At first glance, a diagram of the complex network of genes that regulate cellular metabolism might seem hopelessly complex, and efforts to control such a system futile.
However, an MIT researcher has come up with a new computational model that can analyze any type of complex network — biological, social or electronic — and reveal the critical points that can be used to control the entire system.
Potential applications of this work, which appears as the cover story in the May 12 issue of Nature, include reprogramming adult cells and identifying new drug targets, says study author Jean-Jacques Slotine, an MIT professor of mechanical engineering and brain and cognitive sciences.
Slotine and his co-authors applied their model to dozens of real-life networks, including cell-phone networks, social networks, the networks that control gene expression in cells and the neuronal network of the C. elegans worm. For each, they calculated the percentage of points that need to be controlled in order to gain control of the entire system.
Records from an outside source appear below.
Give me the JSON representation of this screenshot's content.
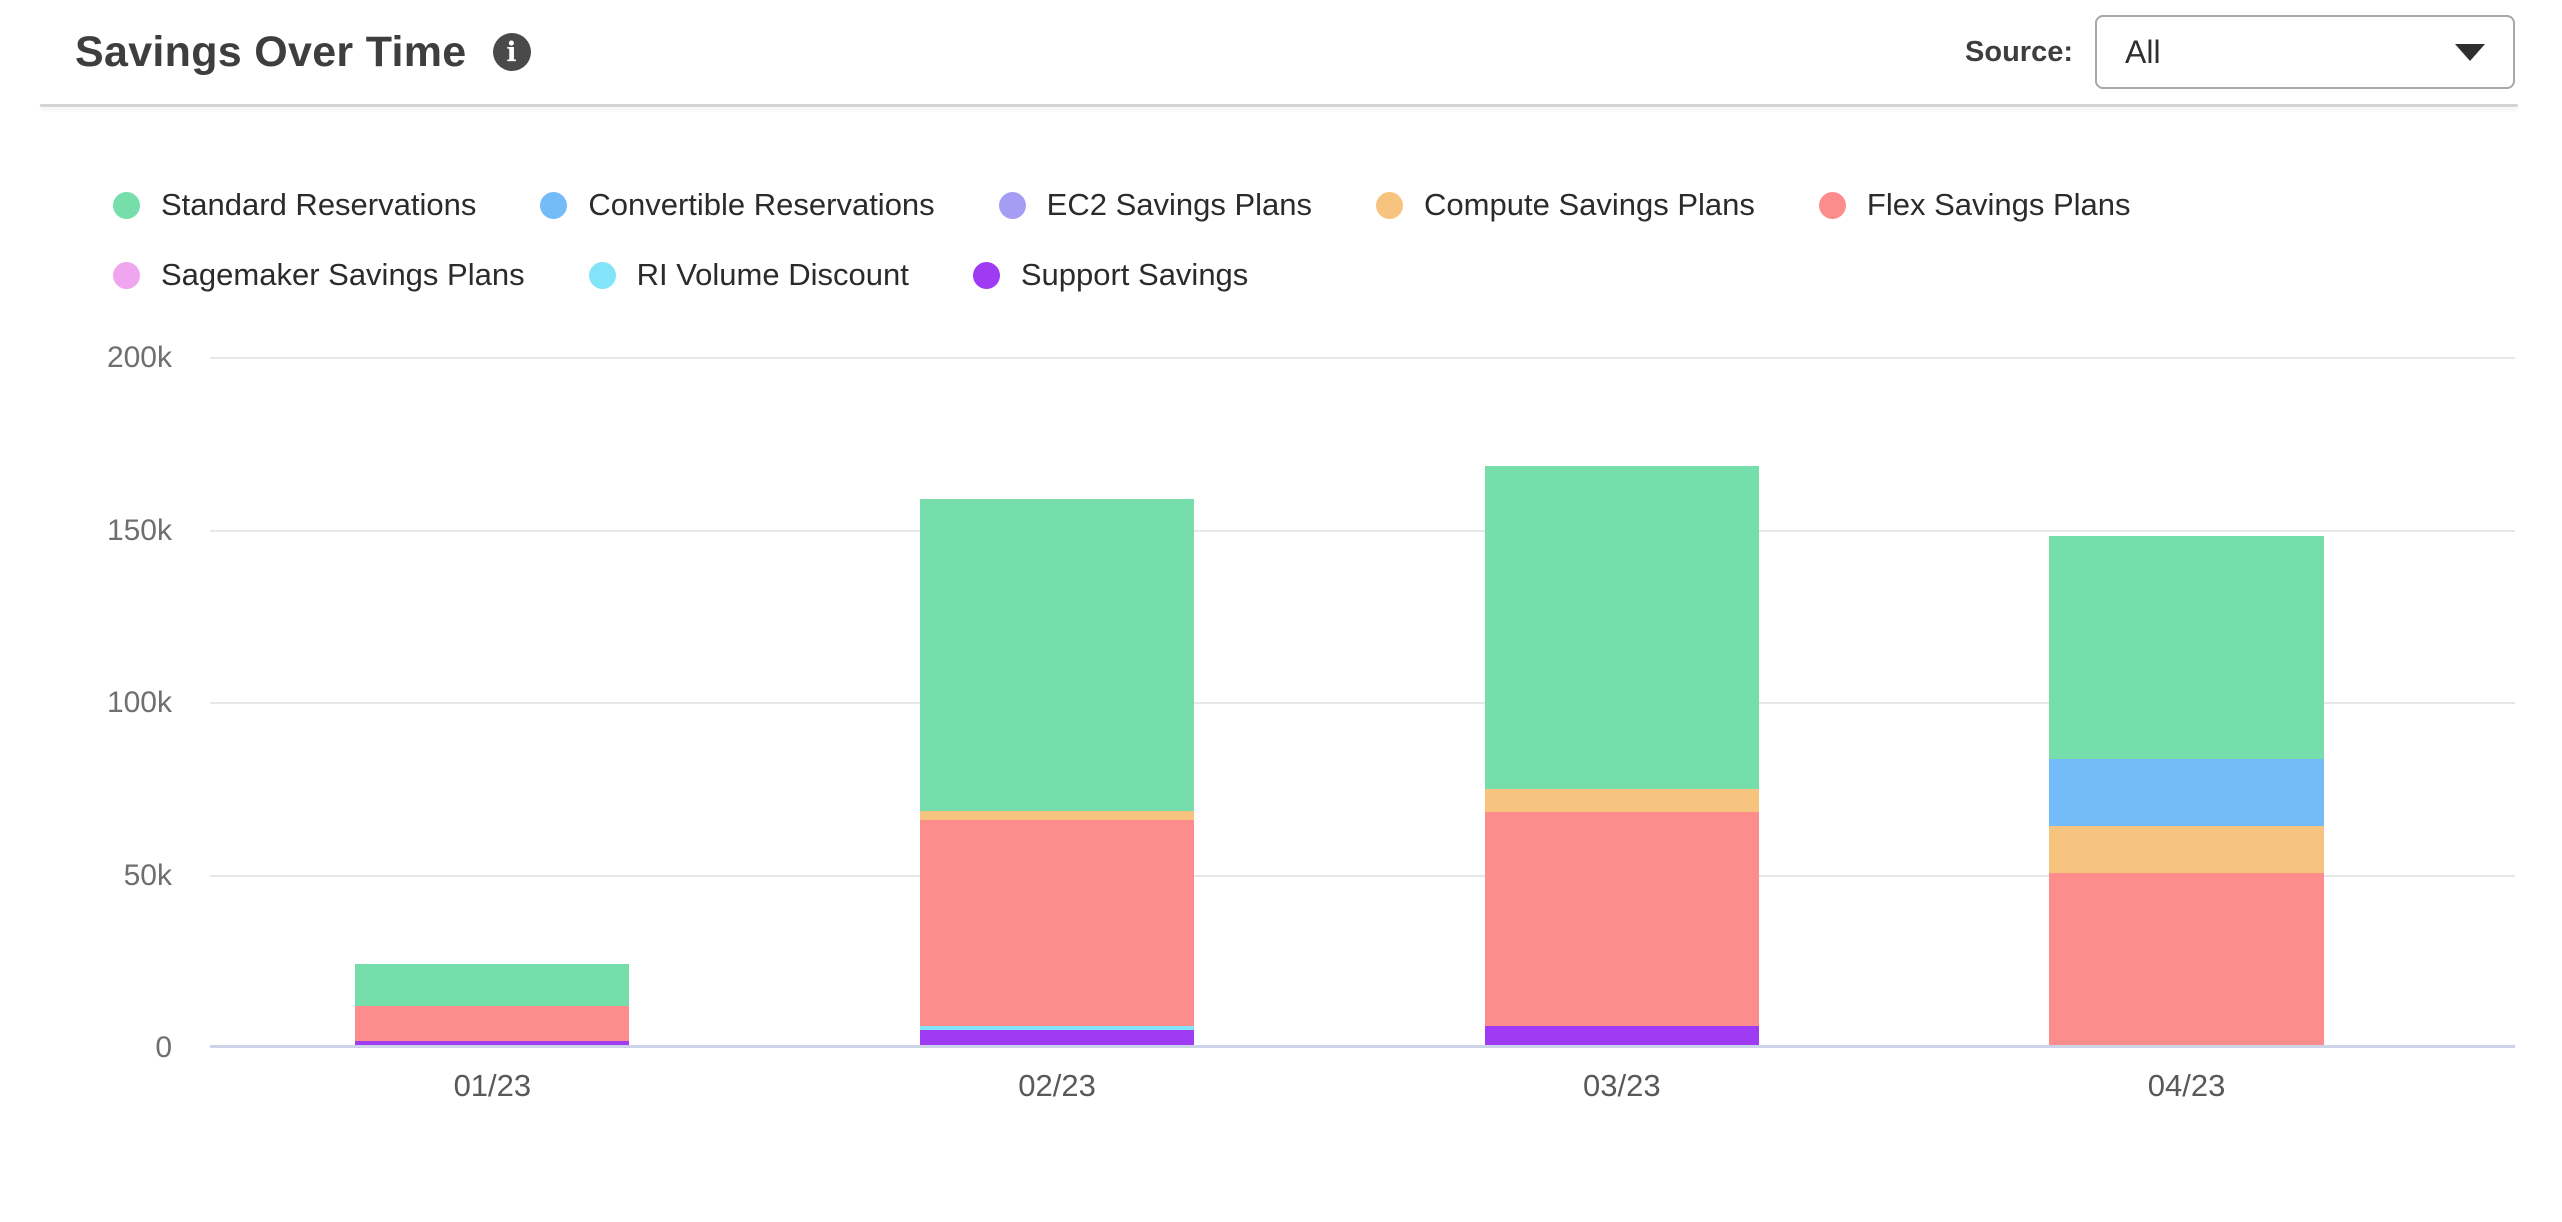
{
  "header": {
    "title": "Savings Over Time",
    "info_icon_glyph": "i",
    "source_label": "Source:",
    "source_value": "All"
  },
  "chart_data": {
    "type": "bar",
    "stacked": true,
    "title": "Savings Over Time",
    "categories": [
      "01/23",
      "02/23",
      "03/23",
      "04/23"
    ],
    "series": [
      {
        "name": "Standard Reservations",
        "color": "#76DEAA",
        "values": [
          12200,
          90400,
          93600,
          64600
        ]
      },
      {
        "name": "Convertible Reservations",
        "color": "#74BBFA",
        "values": [
          0,
          0,
          0,
          19400
        ]
      },
      {
        "name": "EC2 Savings Plans",
        "color": "#A59CF4",
        "values": [
          0,
          0,
          0,
          0
        ]
      },
      {
        "name": "Compute Savings Plans",
        "color": "#F7C480",
        "values": [
          0,
          2600,
          6700,
          13600
        ]
      },
      {
        "name": "Flex Savings Plans",
        "color": "#FD8C8C",
        "values": [
          10100,
          59700,
          62000,
          49900
        ]
      },
      {
        "name": "Sagemaker Savings Plans",
        "color": "#EFA6EF",
        "values": [
          0,
          0,
          0,
          0
        ]
      },
      {
        "name": "RI Volume Discount",
        "color": "#82E3F9",
        "values": [
          0,
          1200,
          0,
          0
        ]
      },
      {
        "name": "Support Savings",
        "color": "#A03BF4",
        "values": [
          1200,
          4300,
          5500,
          0
        ]
      }
    ],
    "stack_order_bottom_to_top": [
      "Support Savings",
      "RI Volume Discount",
      "Sagemaker Savings Plans",
      "Flex Savings Plans",
      "Compute Savings Plans",
      "EC2 Savings Plans",
      "Convertible Reservations",
      "Standard Reservations"
    ],
    "totals": [
      23500,
      158200,
      167800,
      147500
    ],
    "ylim": [
      0,
      200000
    ],
    "yticks": [
      {
        "value": 0,
        "label": "0"
      },
      {
        "value": 50000,
        "label": "50k"
      },
      {
        "value": 100000,
        "label": "100k"
      },
      {
        "value": 150000,
        "label": "150k"
      },
      {
        "value": 200000,
        "label": "200k"
      }
    ],
    "grid": true,
    "legend_position": "top",
    "colors": {
      "gridline": "#e7e7e7",
      "baseline": "#ccd3e9",
      "axis_text": "#6f6f6f"
    }
  }
}
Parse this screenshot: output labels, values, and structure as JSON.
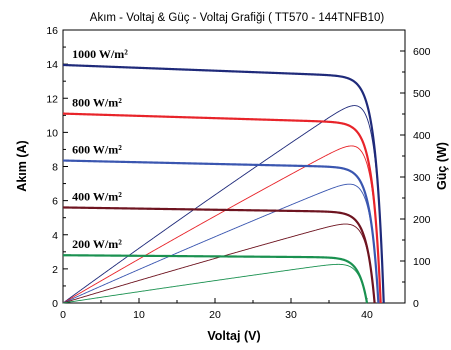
{
  "chart_data": {
    "type": "line",
    "title": "Akım - Voltaj & Güç - Voltaj Grafiği (  TT570 - 144TNFB10)",
    "xlabel": "Voltaj (V)",
    "ylabel_left": "Akım (A)",
    "ylabel_right": "Güç (W)",
    "xlim": [
      0,
      45
    ],
    "ylim_left": [
      0,
      16
    ],
    "ylim_right": [
      0,
      650
    ],
    "x_ticks": [
      "0",
      "10",
      "20",
      "30",
      "40"
    ],
    "y_left_ticks": [
      "0",
      "2",
      "4",
      "6",
      "8",
      "10",
      "12",
      "14",
      "16"
    ],
    "y_right_ticks": [
      "0",
      "100",
      "200",
      "300",
      "400",
      "500",
      "600"
    ],
    "grid": false,
    "series": [
      {
        "name": "1000 W/m²",
        "color": "#1f2a7a",
        "isc": 13.95,
        "voc": 42.2,
        "pmax": 470,
        "vmp": 35.9
      },
      {
        "name": "800 W/m²",
        "color": "#e8242a",
        "isc": 11.1,
        "voc": 41.8,
        "pmax": 374,
        "vmp": 35.7
      },
      {
        "name": "600 W/m²",
        "color": "#3a56b0",
        "isc": 8.35,
        "voc": 41.5,
        "pmax": 283,
        "vmp": 35.7
      },
      {
        "name": "400 W/m²",
        "color": "#6e1420",
        "isc": 5.6,
        "voc": 41.0,
        "pmax": 188,
        "vmp": 35.4
      },
      {
        "name": "200 W/m²",
        "color": "#1a9150",
        "isc": 2.8,
        "voc": 40.0,
        "pmax": 92,
        "vmp": 35.0
      }
    ]
  }
}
For sparse networks such as gene regulatory networks, they found the number is high, around 80 percent. For dense networks — such as neuronal networks — it’s more like 10 percent.
The paper, a collaboration with Albert-Laszlo Barabasi and Yang-Yu Liu of Northeastern University, builds on more than half a century of research in the field of control theory.
Control theory — the study of how to govern the behavior of dynamic systems — has guided the development of airplanes, robots, cars and electronics. The principles of control theory allow engineers to design feedback loops that monitor input and output of a system and adjust accordingly. One example is the cruise control system in a car.